Most hunters, especially those who over the years have spent a lot of time in the outdoors, have seen one or two unusual things in the fields and woods.
It could be a brown/white deer, which is called a piebald, a buck with severely twisted and unusual antlers or any other outdoor mutant creature. For me, it was a woodchuck with horns, or what I call a “buck chuck.” How could I tell? Here’s the story.
This sighting occurred 40-plus years ago while woodchuck hunting the rolling fields and orchards of Columbia County on a hot, humid July afternoon. As I peeked over one of the grassy hills, there, with its back to me, was a woodchuck down on all fours, feeding on the grass. He was about 20 feet from the hole to his den on the edge of a woodlot and about 100 yards from me, a bit too far for my Savage .22-caliber rifle.
I slowly crawled through the grass, trying to cut the distance to him. I stopped at about 50 yards. You may have noticed that I referred to this woodchuck as him, that’s because when I whistled loudly, he stood up, and that is when I saw his horns. Surprised, I lifted my head off the stock of my rifle and peered over my scope to be sure of what I saw. That was a mistake because he covered the distance to his hole in seconds and disappeared.
This was a trophy worth waiting for, and I assumed it was like other chucks and would come out after a while, which he did. But all I could see were the white tips of the horns. They soon disappeared, and he never came out. With nothing to lose, I walked up to the hole and about six feet from it, I noticed a small sapling that looked like someone had taken a pocket knife and scraped it. It was where he had been rubbing his horns. I returned to this same field frequently for the rest of that summer and even a few times the next year, but I never saw him again.

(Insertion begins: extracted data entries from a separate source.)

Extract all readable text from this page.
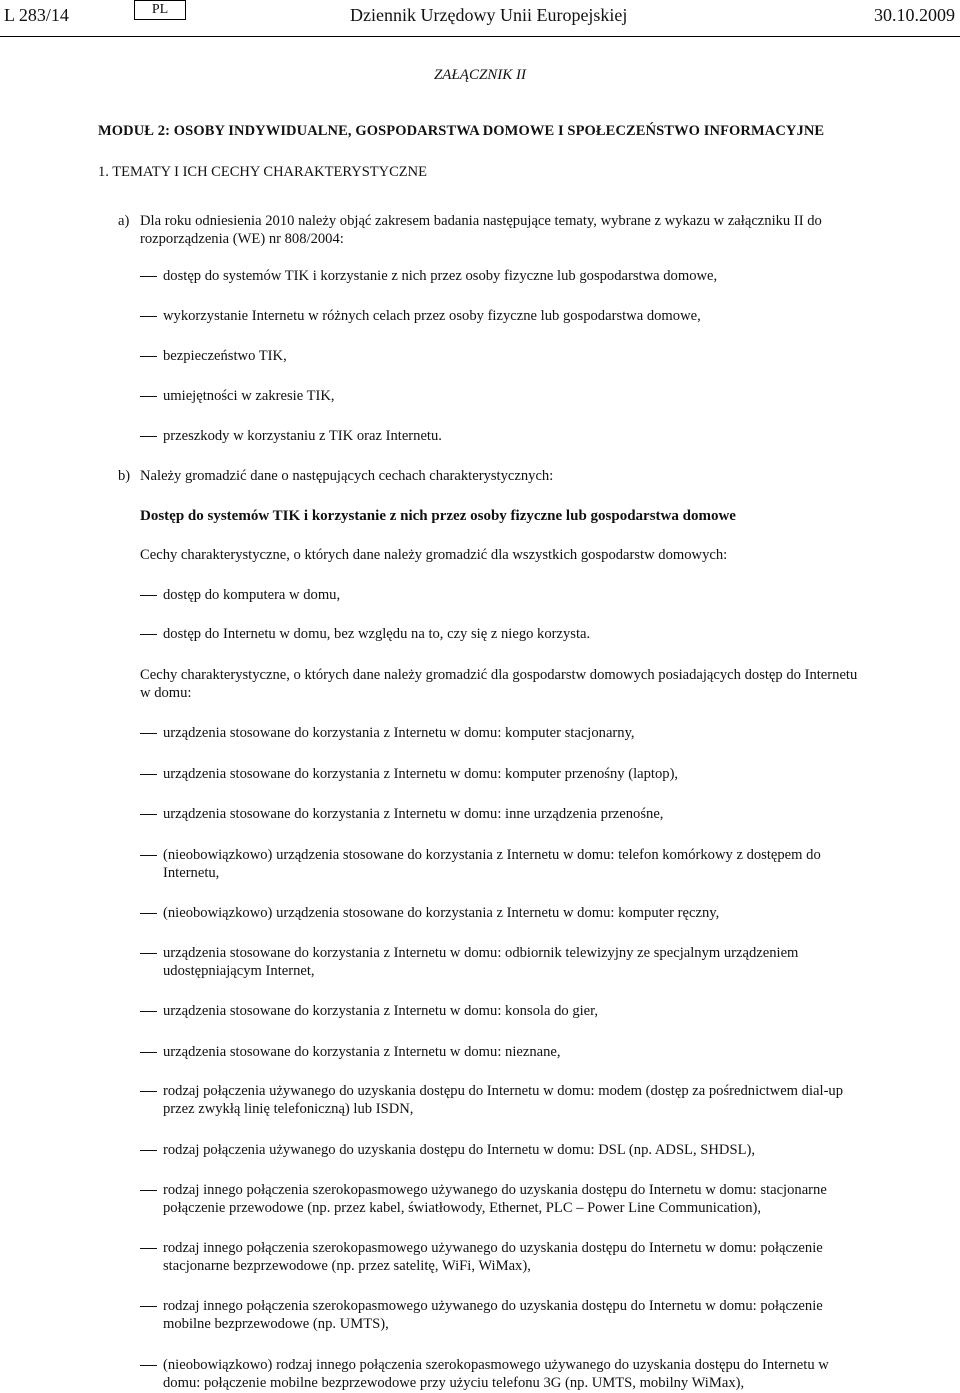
L 283/14	PL	Dziennik Urzędowy Unii Europejskiej	30.10.2009
ZAŁĄCZNIK II
MODUŁ 2: OSOBY INDYWIDUALNE, GOSPODARSTWA DOMOWE I SPOŁECZEŃSTWO INFORMACYJNE
1. TEMATY I ICH CECHY CHARAKTERYSTYCZNE
a) Dla roku odniesienia 2010 należy objąć zakresem badania następujące tematy, wybrane z wykazu w załączniku II do rozporządzenia (WE) nr 808/2004:
dostęp do systemów TIK i korzystanie z nich przez osoby fizyczne lub gospodarstwa domowe,
wykorzystanie Internetu w różnych celach przez osoby fizyczne lub gospodarstwa domowe,
bezpieczeństwo TIK,
umiejętności w zakresie TIK,
przeszkody w korzystaniu z TIK oraz Internetu.
b) Należy gromadzić dane o następujących cechach charakterystycznych:
Dostęp do systemów TIK i korzystanie z nich przez osoby fizyczne lub gospodarstwa domowe
Cechy charakterystyczne, o których dane należy gromadzić dla wszystkich gospodarstw domowych:
dostęp do komputera w domu,
dostęp do Internetu w domu, bez względu na to, czy się z niego korzysta.
Cechy charakterystyczne, o których dane należy gromadzić dla gospodarstw domowych posiadających dostęp do Internetu w domu:
urządzenia stosowane do korzystania z Internetu w domu: komputer stacjonarny,
urządzenia stosowane do korzystania z Internetu w domu: komputer przenośny (laptop),
urządzenia stosowane do korzystania z Internetu w domu: inne urządzenia przenośne,
(nieobowiązkowo) urządzenia stosowane do korzystania z Internetu w domu: telefon komórkowy z dostępem do Internetu,
(nieobowiązkowo) urządzenia stosowane do korzystania z Internetu w domu: komputer ręczny,
urządzenia stosowane do korzystania z Internetu w domu: odbiornik telewizyjny ze specjalnym urządzeniem udostępniającym Internet,
urządzenia stosowane do korzystania z Internetu w domu: konsola do gier,
urządzenia stosowane do korzystania z Internetu w domu: nieznane,
rodzaj połączenia używanego do uzyskania dostępu do Internetu w domu: modem (dostęp za pośrednictwem dial-up przez zwykłą linię telefoniczną) lub ISDN,
rodzaj połączenia używanego do uzyskania dostępu do Internetu w domu: DSL (np. ADSL, SHDSL),
rodzaj innego połączenia szerokopasmowego używanego do uzyskania dostępu do Internetu w domu: stacjonarne połączenie przewodowe (np. przez kabel, światłowody, Ethernet, PLC – Power Line Communication),
rodzaj innego połączenia szerokopasmowego używanego do uzyskania dostępu do Internetu w domu: połączenie stacjonarne bezprzewodowe (np. przez satelitę, WiFi, WiMax),
rodzaj innego połączenia szerokopasmowego używanego do uzyskania dostępu do Internetu w domu: połączenie mobilne bezprzewodowe (np. UMTS),
(nieobowiązkowo) rodzaj innego połączenia szerokopasmowego używanego do uzyskania dostępu do Internetu w domu: połączenie mobilne bezprzewodowe przy użyciu telefonu 3G (np. UMTS, mobilny WiMax),
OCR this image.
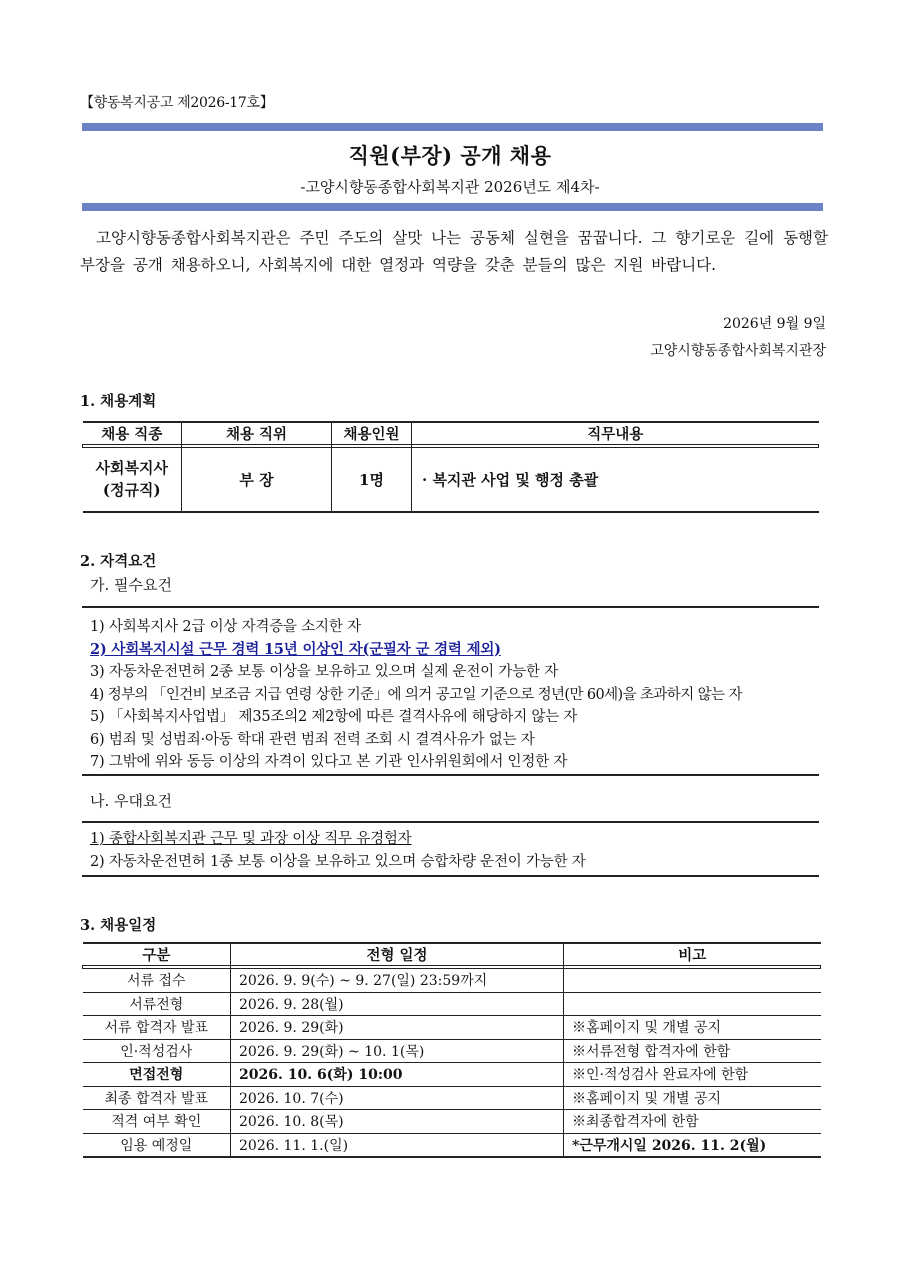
【향동복지공고 제2026-17호】
직원(부장) 공개 채용
-고양시향동종합사회복지관 2026년도 제4차-
고양시향동종합사회복지관은 주민 주도의 살맛 나는 공동체 실현을 꿈꿉니다. 그 향기로운 길에 동행할 부장을 공개 채용하오니, 사회복지에 대한 열정과 역량을 갖춘 분들의 많은 지원 바랍니다.
2026년 9월 9일
고양시향동종합사회복지관장
1. 채용계획
채용 직종	채용 직위	채용인원	직무내용

사회복지사
(정규직)	부 장	1명	· 복지관 사업 및 행정 총괄
2. 자격요건
가. 필수요건
1) 사회복지사 2급 이상 자격증을 소지한 자
2) 사회복지시설 근무 경력 15년 이상인 자(군필자 군 경력 제외)
3) 자동차운전면허 2종 보통 이상을 보유하고 있으며 실제 운전이 가능한 자
4) 정부의 「인건비 보조금 지급 연령 상한 기준」에 의거 공고일 기준으로 정년(만 60세)을 초과하지 않는 자
5) 「사회복지사업법」 제35조의2 제2항에 따른 결격사유에 해당하지 않는 자
6) 범죄 및 성범죄·아동 학대 관련 범죄 전력 조회 시 결격사유가 없는 자
7) 그밖에 위와 동등 이상의 자격이 있다고 본 기관 인사위원회에서 인정한 자
나. 우대요건
1) 종합사회복지관 근무 및 과장 이상 직무 유경험자
2) 자동차운전면허 1종 보통 이상을 보유하고 있으며 승합차량 운전이 가능한 자
3. 채용일정
구분	전형 일정	비고

서류 접수	2026. 9. 9(수) ~ 9. 27(일) 23:59까지	
서류전형	2026. 9. 28(월)	
서류 합격자 발표	2026. 9. 29(화)	※홈페이지 및 개별 공지
인·적성검사	2026. 9. 29(화) ~ 10. 1(목)	※서류전형 합격자에 한함
면접전형	2026. 10. 6(화) 10:00	※인·적성검사 완료자에 한함
최종 합격자 발표	2026. 10. 7(수)	※홈페이지 및 개별 공지
적격 여부 확인	2026. 10. 8(목)	※최종합격자에 한함
임용 예정일	2026. 11. 1.(일)	*근무개시일 2026. 11. 2(월)
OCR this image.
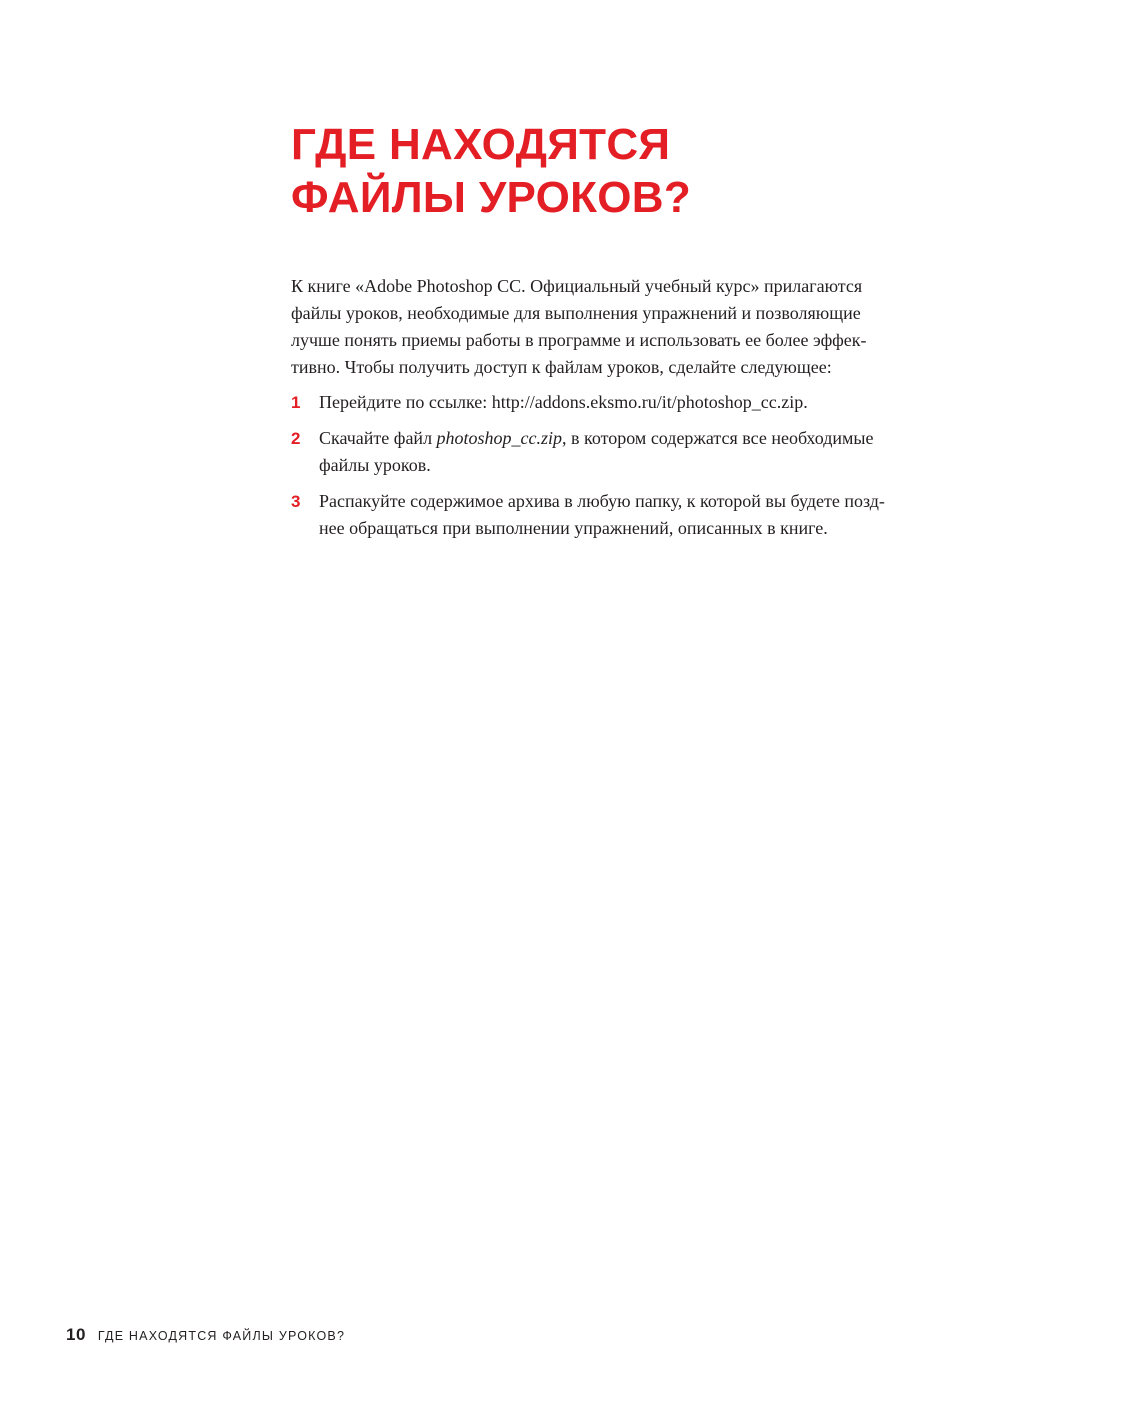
ГДЕ НАХОДЯТСЯ
ФАЙЛЫ УРОКОВ?

К книге «Adobe Photoshop CC. Официальный учебный курс» прилагаются

файлы уроков, необходимые для выполнения упражнений и позволяющие

лучше понять приемы работы в программе и использовать ее более эффек-

тивно. Чтобы получить доступ к файлам уроков, сделайте следующее:

1	Перейдите по ссылке: http://addons.eksmo.ru/it/photoshop_cc.zip.
2	Скачайте файл photoshop_cc.zip, в котором содержатся все необходимые
файлы уроков.
3	Распакуйте содержимое архива в любую папку, к которой вы будете позд-
нее обращаться при выполнении упражнений, описанных в книге.
10 ГДЕ НАХОДЯТСЯ ФАЙЛЫ УРОКОВ?
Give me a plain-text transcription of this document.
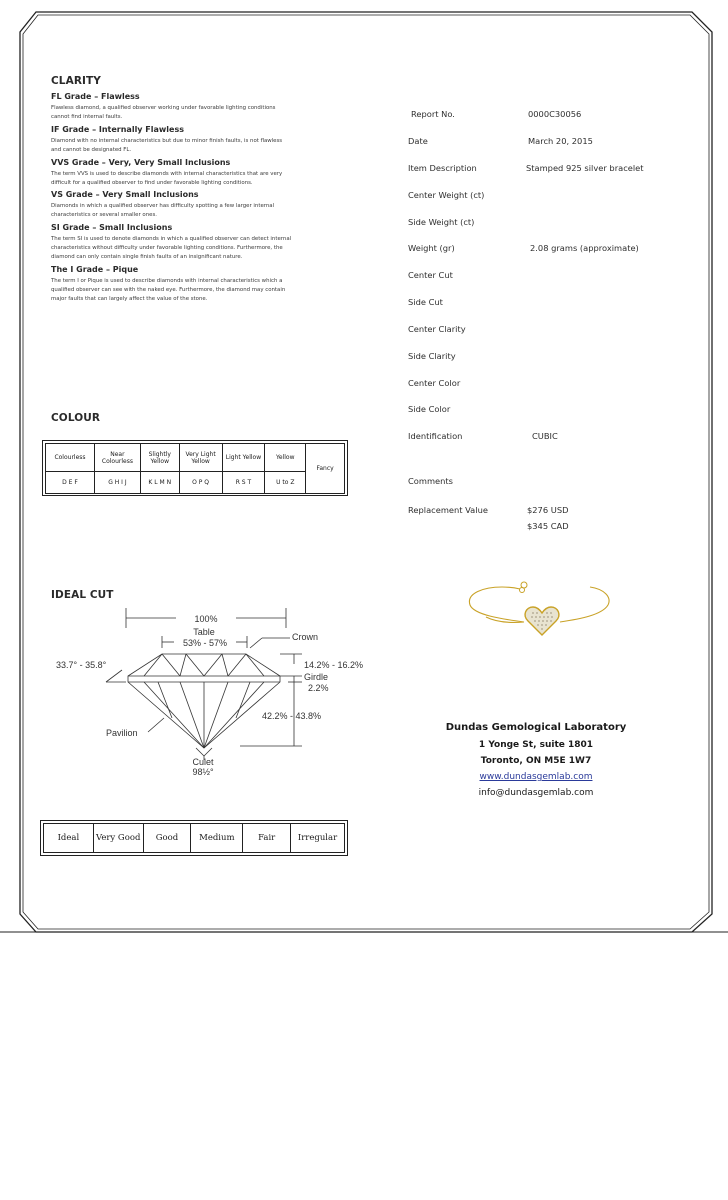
CLARITY
FL Grade – Flawless
Flawless diamond, a qualified observer working under favorable lighting conditions
cannot find internal faults.
IF Grade – Internally Flawless
Diamond with no internal characteristics but due to minor finish faults, is not flawless
and cannot be designated FL.
VVS Grade – Very, Very Small Inclusions
The term VVS is used to describe diamonds with internal characteristics that are very
difficult for a qualified observer to find under favorable lighting conditions.
VS Grade – Very Small Inclusions
Diamonds in which a qualified observer has difficulty spotting a few larger internal
characteristics or several smaller ones.
SI Grade – Small Inclusions
The term SI is used to denote diamonds in which a qualified observer can detect internal
characteristics without difficulty under favorable lighting conditions. Furthermore, the
diamond can only contain single finish faults of an insignificant nature.
The I Grade – Pique
The term I or Pique is used to describe diamonds with internal characteristics which a
qualified observer can see with the naked eye. Furthermore, the diamond may contain
major faults that can largely affect the value of the stone.
COLOUR
Colourless	Near Colourless	Slightly Yellow	Very Light Yellow	Light Yellow	Yellow	Fancy
D E F	G H I J	K L M N	O P Q	R S T	U to Z	
IDEAL CUT
100%
Table
53% - 57%
Crown
33.7° - 35.8°	14.2% - 16.2%
Girdle
2.2%
42.2% - 43.8%
Pavilion
Culet
98½°
Ideal	Very Good	Good	Medium	Fair	Irregular
Report No.	0000C30056
Date	March 20, 2015
Item Description	Stamped 925 silver bracelet
Center Weight (ct)
Side Weight (ct)
Weight (gr)	2.08 grams (approximate)
Center Cut
Side Cut
Center Clarity
Side Clarity
Center Color
Side Color
Identification	CUBIC
Comments
Replacement Value	$276 USD
$345 CAD
Dundas Gemological Laboratory
1 Yonge St, suite 1801
Toronto, ON M5E 1W7
www.dundasgemlab.com
info@dundasgemlab.com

Over the years, I’ve continued to hunt woodchucks, despite the fact that their population has significantly decreased, which I assumed is due to predators and new chemicals used by landowners who don’t want chuck holes in the fields. In spite of the decline of their numbers, I find time to hunt them every year, but I’ve had to change my methods.
Rather than sneaking and peeking the fields and wood edges, I ride the back roads of Saratoga and Washington counties, glassing the fields. I have a few fields that I have permission to chuck hunt, and when I spot one or more chucks on property where I don’t have permission to hunt, I knock on doors. Not so surprisingly, because of the destruction that these marmots can do to a field, I get the permission, and quite often, the landowners will tell me other locations of chucks on their property.
Now, every time I go chucking, I’m thinking about that buck chuck from years past. Obviously, that was a once-in-a-lifetime encounter, or so I thought for the past four decades. Early one morning last May, while glassing a field edge of a cattle farm I goose hunt in, I spotted a chuck feeding. I slowly glassed the area to locate his hole which I found about 40 yards from the edge of the woods. It was the perfect setup. I could sneak through the woods and get close enough for a good shot with my borrowed Savage .22-magnum and take my first woodchuck of the year.
Being familiar with those woods, I was able to follow a path that got me within about 75 yards from the field, then sneak up to the edge for the shot. Everything worked perfectly, and when I peeked out into the field, the chuck was still there and unaware of my presence. Slowly, I raised the Savage and peered through the scope when off to my right, I heard the loud shrill alarm whistle of another woodchuck. You can imagine how I felt when there, no more than 30 yards from me, was a buck chuck, staring right at me. I only saw him for a second before he disappeared, but he definitely had horns.
For days, I sat in those woods awaiting his return, but the only shots I got were with a trail camera I left near his hole. I did get to shoot that borrowed gun and took three chucks from that field this year. And by the way, Dave, I’ll bring your gun back shortly.
THE TRUTH
I actually have been hunting woodchucks on several occasions this year and the incident above was all true with the one exception, the woodchuck (buck chuck) with horns.
The idea for the buck chuck story came to me last April at the annual New York State 4H Shooting Sports Banquet & Auction in Lake George. One of the auction items was a buck chuck, the creation of a taxidermist who took a woodchuck and added a pair of antlers from a spike horn to its head. This buck chuck created some good bidding competition at the show, and I believe that the executives from the Savage Arms were the lucky winners. I thought then a little fiction would add a little humor to my annual woodchuck hunting article.
As for the photograph, I used an actual photo I had taken several years ago of a sitting woodchuck in the Saratoga Spa State Park and had my computer-savy 16-year-old grandson photoshop the horns into the photo.
Get out, find some woodchucks and make a landowner happy. It’s really a good way to keep your shooting eye sharp for the regular hunting season.